For about an hour, they were united as a team against mommy. There was much laughter as they went about their naughty tasks: taking a bath, cleaning their room, and getting ready for bedtime reading. Even though Son and Daughter knew it was a game and I was saying the opposite of what I wanted to happen, they were nearly drunk on the delight of disobeying. It was fun to watch. And, it served its purpose. We accomplished everything we needed to do in record time.
I used a similar strategy a couple of weeks ago when Son was starting to potty talk out of boredom. Stealing a trick from a friend, I offered up a Potty Talk Extravaganza. I gave Son three minutes to say as many potty words as he could. So, he strung together every potty talk word he could think of (“fart” was prominently featured) and laughed uncontrollably for three minutes. Then, I called time and we went back to normal.
These episodes have reminded me of the joy of disobedience and the power of silliness. Most of us get told what to do more often than we would like. We all need a break from the rules every now and again.
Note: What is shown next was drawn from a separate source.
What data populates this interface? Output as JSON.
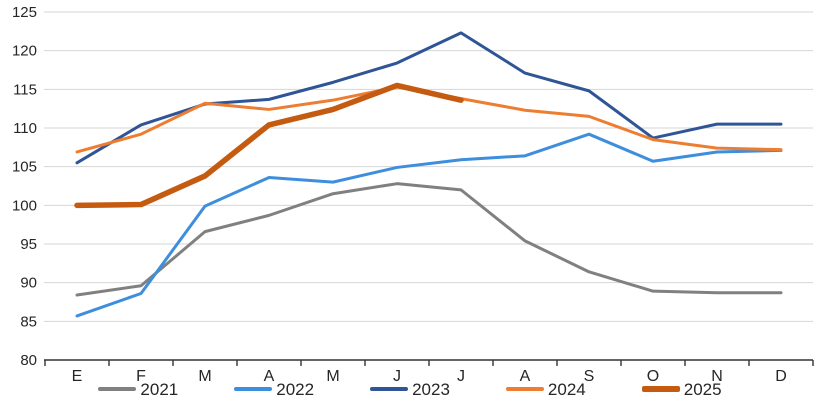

A chance to be defiant and naughty; a chance to thumb our noses at authority.
During the Disobedience Extravaganza I couldn’t help but notice that while I was giving “opposite” orders last night, they were simply taking the place of the real orders I typically give – take your clothes off, get in the bath, let me wash your hair, get out of the bath, put on your pajamas, clean up your toys, choose your books, etc. I’ve read stats on the number of requests for her attention that a mom of young children receives each day, but this highlighted for me the number of instructions and requests for compliance I issue to my children each day. No wonder they need a break!
I need to remember to build in more chances for my kids to be naughty on purpose. It seemed to work like a pressure release valve, relieving the tensions and resentments that were beginning to build up from always being on the receiving end of instructions and orders. It was a good recalibration for all of us – it gave Son and Daughter the freedom to disobey and it highlighted for me how tiresome it must be to have someone dictating so many of your movements.